The pros and cons of Qnups

Since HM Revenue & Customs (HMRC) introduced the Qualifying Non-UK Pension Scheme (Qnups) in 2010, there has been much interest but little uptake of these as standalone pensions.

Initially, Qnups were regarded as inheritance tax (IHT) planning vehicles. However, the primary purpose must be to provide retirement benefits.

The limitations on how these benefits can be taken, in comparison with flexi access from UK schemes, along with the difficulty in showing that the contributions made were for genuine retirement planning, meant few Qnups were actually written.

The key differences

Unlike Qualifying Recognised Overseas Pension Schemes (Qrops), there is no notification to HMRC for a Qnups, so it is important to ensure that any scheme used as a Qnups meets all the legislation requirements. The definition of a Qnups was set out in Statutory Instrument no 51 of 2006 and no changes have been made since it was issued.

If the Qnups is in a jurisdiction where pension schemes are regulated, there is no need to provide an ‘income for life’ for 70% of the fund, providing benefits in a similar way to the UK’s flexi access.

Examples of jurisdictions where pension schemes are regulated are Isle of Man, Malta and Gibraltar.

A major concern around Qnups, and where they are most likely to be attacked by HMRC, is if it can be shown that the contribution was not made for ‘bona fide’ retirement planning.

In an ideal scenario a client would discuss his pension shortfall with his adviser, and the adviser would obtain a calculation, ideally from an actuary or similar qualified individual, of how to meet that shortfall based on his risk profile and future expectations.

The client could then invest the recommended amount into a Qnups with the plan to start taking income at retirement.
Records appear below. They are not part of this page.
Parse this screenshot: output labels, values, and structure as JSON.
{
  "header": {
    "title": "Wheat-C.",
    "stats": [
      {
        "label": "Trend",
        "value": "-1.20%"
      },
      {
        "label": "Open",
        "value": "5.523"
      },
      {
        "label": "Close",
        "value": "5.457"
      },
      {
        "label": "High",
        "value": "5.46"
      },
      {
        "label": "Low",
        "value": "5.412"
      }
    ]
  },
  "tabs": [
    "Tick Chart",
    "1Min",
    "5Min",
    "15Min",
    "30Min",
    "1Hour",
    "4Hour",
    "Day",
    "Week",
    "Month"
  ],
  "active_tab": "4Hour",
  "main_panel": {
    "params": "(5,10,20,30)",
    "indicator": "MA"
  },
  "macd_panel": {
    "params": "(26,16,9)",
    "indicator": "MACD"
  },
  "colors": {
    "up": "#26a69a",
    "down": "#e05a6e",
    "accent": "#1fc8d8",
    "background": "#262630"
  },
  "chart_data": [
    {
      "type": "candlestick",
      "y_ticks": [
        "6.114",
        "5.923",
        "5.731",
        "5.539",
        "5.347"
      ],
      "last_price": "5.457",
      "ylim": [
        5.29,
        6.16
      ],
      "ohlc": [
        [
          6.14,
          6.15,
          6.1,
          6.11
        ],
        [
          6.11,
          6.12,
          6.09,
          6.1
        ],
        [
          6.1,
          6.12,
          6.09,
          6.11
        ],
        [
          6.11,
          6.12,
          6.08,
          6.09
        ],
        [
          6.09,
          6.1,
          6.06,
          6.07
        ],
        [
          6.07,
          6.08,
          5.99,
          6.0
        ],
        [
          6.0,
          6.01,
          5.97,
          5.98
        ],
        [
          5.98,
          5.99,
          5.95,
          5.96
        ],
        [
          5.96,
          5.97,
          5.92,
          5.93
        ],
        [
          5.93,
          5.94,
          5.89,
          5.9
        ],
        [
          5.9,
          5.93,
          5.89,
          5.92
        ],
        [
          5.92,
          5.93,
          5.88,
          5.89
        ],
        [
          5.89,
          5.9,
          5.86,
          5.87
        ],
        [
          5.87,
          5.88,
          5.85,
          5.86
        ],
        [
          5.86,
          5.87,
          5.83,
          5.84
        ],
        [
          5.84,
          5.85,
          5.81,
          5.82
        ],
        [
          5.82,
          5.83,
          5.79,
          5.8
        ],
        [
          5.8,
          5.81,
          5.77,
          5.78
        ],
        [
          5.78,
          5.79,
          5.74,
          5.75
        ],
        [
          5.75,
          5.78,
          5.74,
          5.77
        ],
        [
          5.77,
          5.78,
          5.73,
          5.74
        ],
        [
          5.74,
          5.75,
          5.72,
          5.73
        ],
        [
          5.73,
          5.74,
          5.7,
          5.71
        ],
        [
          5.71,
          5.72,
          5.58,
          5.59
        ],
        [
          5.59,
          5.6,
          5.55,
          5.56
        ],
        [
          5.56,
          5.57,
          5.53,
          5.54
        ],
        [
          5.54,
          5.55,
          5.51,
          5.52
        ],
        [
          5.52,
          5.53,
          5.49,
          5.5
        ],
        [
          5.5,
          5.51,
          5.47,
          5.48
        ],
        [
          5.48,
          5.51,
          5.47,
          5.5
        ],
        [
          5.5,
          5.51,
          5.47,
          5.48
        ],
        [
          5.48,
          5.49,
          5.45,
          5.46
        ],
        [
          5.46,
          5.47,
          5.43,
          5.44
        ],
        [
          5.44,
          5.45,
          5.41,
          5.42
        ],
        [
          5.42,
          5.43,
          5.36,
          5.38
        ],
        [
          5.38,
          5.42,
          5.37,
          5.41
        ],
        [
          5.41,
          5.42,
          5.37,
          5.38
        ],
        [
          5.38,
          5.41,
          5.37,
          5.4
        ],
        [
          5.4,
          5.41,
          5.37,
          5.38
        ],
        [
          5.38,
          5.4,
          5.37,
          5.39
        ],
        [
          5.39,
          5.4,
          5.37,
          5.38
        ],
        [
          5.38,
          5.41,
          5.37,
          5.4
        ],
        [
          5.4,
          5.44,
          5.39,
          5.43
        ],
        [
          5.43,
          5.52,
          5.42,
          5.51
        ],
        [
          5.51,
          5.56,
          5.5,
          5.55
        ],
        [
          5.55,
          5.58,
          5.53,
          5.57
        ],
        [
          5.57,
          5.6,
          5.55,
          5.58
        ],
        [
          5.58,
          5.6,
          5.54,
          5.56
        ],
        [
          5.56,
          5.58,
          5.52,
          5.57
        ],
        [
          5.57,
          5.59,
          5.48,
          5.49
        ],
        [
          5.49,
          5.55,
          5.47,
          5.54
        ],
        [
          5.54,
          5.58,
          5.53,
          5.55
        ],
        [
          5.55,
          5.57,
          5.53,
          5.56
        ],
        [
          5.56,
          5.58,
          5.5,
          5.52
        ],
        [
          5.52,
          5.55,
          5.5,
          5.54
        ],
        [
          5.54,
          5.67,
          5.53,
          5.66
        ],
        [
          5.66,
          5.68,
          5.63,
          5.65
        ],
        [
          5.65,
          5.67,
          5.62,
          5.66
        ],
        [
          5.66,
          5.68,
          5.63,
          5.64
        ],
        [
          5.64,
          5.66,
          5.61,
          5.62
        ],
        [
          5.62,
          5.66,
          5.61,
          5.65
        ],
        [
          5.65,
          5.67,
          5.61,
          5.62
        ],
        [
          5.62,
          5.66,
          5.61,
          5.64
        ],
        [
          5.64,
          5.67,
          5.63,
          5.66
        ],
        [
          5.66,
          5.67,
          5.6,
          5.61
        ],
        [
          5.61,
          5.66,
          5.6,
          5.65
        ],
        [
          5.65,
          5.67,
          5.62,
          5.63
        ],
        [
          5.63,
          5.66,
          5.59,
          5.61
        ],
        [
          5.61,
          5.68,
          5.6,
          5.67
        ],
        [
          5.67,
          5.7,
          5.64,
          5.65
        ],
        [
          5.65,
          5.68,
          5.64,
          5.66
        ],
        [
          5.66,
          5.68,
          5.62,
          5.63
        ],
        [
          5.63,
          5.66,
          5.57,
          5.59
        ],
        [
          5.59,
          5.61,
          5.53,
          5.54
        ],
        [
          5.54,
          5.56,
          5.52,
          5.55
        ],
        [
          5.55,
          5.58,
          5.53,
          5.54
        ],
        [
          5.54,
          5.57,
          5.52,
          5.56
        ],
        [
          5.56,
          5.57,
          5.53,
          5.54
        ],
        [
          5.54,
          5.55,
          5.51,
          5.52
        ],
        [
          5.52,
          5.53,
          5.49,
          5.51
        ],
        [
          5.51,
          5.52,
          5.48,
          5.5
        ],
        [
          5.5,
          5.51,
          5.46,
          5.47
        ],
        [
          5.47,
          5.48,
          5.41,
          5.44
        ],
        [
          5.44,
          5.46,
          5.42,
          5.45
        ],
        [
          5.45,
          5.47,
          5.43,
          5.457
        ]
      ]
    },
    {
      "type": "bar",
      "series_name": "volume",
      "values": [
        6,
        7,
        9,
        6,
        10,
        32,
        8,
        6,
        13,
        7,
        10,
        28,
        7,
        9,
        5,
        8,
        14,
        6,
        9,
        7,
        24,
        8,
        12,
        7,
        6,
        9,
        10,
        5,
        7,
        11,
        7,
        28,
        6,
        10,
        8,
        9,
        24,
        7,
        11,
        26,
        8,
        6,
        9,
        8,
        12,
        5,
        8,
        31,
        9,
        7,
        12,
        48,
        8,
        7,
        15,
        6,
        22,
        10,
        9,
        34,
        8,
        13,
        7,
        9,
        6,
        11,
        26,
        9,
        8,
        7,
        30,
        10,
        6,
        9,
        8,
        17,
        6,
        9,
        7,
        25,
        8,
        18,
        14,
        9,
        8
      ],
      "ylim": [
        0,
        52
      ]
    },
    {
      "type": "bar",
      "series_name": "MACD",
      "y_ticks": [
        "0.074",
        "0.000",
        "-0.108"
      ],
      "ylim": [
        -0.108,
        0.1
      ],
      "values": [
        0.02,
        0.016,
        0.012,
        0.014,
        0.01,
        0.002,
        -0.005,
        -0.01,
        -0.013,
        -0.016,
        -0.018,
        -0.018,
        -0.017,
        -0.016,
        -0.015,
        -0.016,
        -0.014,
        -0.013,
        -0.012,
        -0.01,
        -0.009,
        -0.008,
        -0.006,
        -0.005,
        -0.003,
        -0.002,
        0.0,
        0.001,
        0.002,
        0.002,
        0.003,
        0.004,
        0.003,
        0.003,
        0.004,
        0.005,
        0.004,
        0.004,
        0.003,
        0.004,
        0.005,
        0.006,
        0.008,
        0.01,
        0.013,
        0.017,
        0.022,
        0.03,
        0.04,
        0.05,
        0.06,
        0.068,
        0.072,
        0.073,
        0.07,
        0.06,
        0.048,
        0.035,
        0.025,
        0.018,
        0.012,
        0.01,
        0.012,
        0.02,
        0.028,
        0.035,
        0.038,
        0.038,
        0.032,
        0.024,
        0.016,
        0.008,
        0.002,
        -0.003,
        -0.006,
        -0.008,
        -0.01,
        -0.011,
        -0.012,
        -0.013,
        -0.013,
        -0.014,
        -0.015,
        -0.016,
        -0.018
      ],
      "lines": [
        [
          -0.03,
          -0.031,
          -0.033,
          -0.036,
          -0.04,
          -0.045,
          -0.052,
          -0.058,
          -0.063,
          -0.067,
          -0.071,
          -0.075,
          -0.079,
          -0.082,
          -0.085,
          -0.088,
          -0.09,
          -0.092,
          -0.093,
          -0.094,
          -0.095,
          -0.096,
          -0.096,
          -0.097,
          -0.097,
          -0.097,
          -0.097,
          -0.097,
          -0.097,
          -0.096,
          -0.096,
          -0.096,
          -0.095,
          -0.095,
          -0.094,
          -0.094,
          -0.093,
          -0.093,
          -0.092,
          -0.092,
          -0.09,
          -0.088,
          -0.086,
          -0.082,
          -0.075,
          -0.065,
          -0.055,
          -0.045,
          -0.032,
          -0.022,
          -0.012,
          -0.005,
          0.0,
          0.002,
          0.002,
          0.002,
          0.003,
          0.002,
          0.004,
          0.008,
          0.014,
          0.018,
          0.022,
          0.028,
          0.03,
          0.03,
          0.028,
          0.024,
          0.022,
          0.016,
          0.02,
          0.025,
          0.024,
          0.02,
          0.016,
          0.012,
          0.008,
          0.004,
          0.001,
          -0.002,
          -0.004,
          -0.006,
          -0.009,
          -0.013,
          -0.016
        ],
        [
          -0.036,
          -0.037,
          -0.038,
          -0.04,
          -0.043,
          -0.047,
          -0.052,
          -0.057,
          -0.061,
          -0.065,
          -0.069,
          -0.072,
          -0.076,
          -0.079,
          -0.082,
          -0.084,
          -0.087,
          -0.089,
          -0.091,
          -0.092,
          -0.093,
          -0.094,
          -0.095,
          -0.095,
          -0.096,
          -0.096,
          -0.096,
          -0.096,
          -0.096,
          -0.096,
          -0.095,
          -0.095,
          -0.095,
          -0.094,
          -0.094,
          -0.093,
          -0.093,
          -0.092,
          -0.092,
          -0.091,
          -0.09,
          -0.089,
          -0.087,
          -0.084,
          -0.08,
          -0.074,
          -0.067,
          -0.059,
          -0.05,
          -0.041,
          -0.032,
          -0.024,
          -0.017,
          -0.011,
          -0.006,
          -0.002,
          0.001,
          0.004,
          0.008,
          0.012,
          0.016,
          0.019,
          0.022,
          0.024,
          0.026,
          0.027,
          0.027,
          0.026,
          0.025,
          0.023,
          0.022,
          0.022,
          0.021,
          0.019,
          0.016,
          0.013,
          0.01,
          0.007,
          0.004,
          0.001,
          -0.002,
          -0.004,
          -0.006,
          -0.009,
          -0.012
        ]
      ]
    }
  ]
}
As long as this is documented fully, and the non-UK scheme meets the Qnups regulations, then any payments should be outside the client’s estate for IHT purposes.

Tax implications

While much has been said of the advantages of a Qnups, it is worthwhile looking at the potential consequences of a contribution being made and HMRC deciding that the scheme, and the contribution made, did not meet the Qnups requirements to be exempt from IHT.

Simply put, if HMRC decides that the scheme is not a Qnups, then any contribution is likely to be deemed a payment to a discretionary trust, with the tax implications of a discretionary trust.

In addition, as the person contributing was also able to benefit, this will be deemed a gift with reservation and consequently any IHT benefits will be nullified.

This means if a Qnups is being considered, it is imperative that it be well documented the investment was made for the purpose of retirement planning. A target benefit calculation should enable this to be shown.

Second, the pension scheme should be set up to ensure it meets the requirements of a Qnups in terms of its deed and rules.

The constant changes around pensions, and in particular international pensions, require good professional advice, as the consequence of doing things in the wrong way is a major unexpected tax bill.

Case study: the UK resident

By contributing the maximum amount allowable into his UK pension, James, 45, expects to have a £1m ($1.28m, €1.12m) fund by the time he retires at age 55. He estimates he will require a total income of £60,000 per year in today’s terms to allow him to maintain his lifestyle in retirement.

Assuming James’ pension fund keeps pace with inflation, a £1m fund will provide him with an estimated income of £42,500* per year in today’s terms. To top this up and target a total pension of £60,000 per year, James meets with his adviser to discuss how to do so.

Having agreed their expectations of future inflation and likely investment return, they ask Boal & Co’s actuarial team to calculate the contribution that would be used with the intention of reaching the £60,000 per year at retirement. Our actuaries calculate that an amount of £41,500 per year for 10 years** now would be required to fund the additional £17,500 at retirement.

James makes the contribution into Trinity’s pension scheme. He agrees to meet with his adviser each year to monitor the performance against the assumptions and make any adjustments required. The investment is immediately outside James’ estate for inheritance tax purposes.

*Based on HMRC Govt Actuaries Dept rates at May 2017. **The assumptions used for this example are 2% inflation, 6% investment return and 0.5% product charge.

Case study: the expat

Jane, who is 55, has been working outside of the UK for more than 30 years. She plans to retire and split her time between the UK and the holiday home she shares with her husband in Spain.

She currently has no formal pension arrangements in place at all, although she does have substantial savings that have been built up over the years. She plans on retiring in five years’ time.

Jane and her husband believe that a retirement income of £30,000 per year would suffice in order to maintain their standard of living.

On speaking to their adviser, they agree a suitable investment profile and future expectations. Based on these expectations and assumptions, they ask Boal & Co’s actuarial team to calculate the contribution needed to aim to meet this goal.

In line with the agreed assumptions for factors such as inflation, Boal & Co actuaries calculate this amount to be £460,000*, and Jane contributes this amount into the Trinity pension scheme. Jane and her adviser agree to meet each year to monitor the investment to make sure it is on track and make adjustments as required.

*The assumptions used for this example are 2.5% inflation, 6% investment return and 0.5% product charge.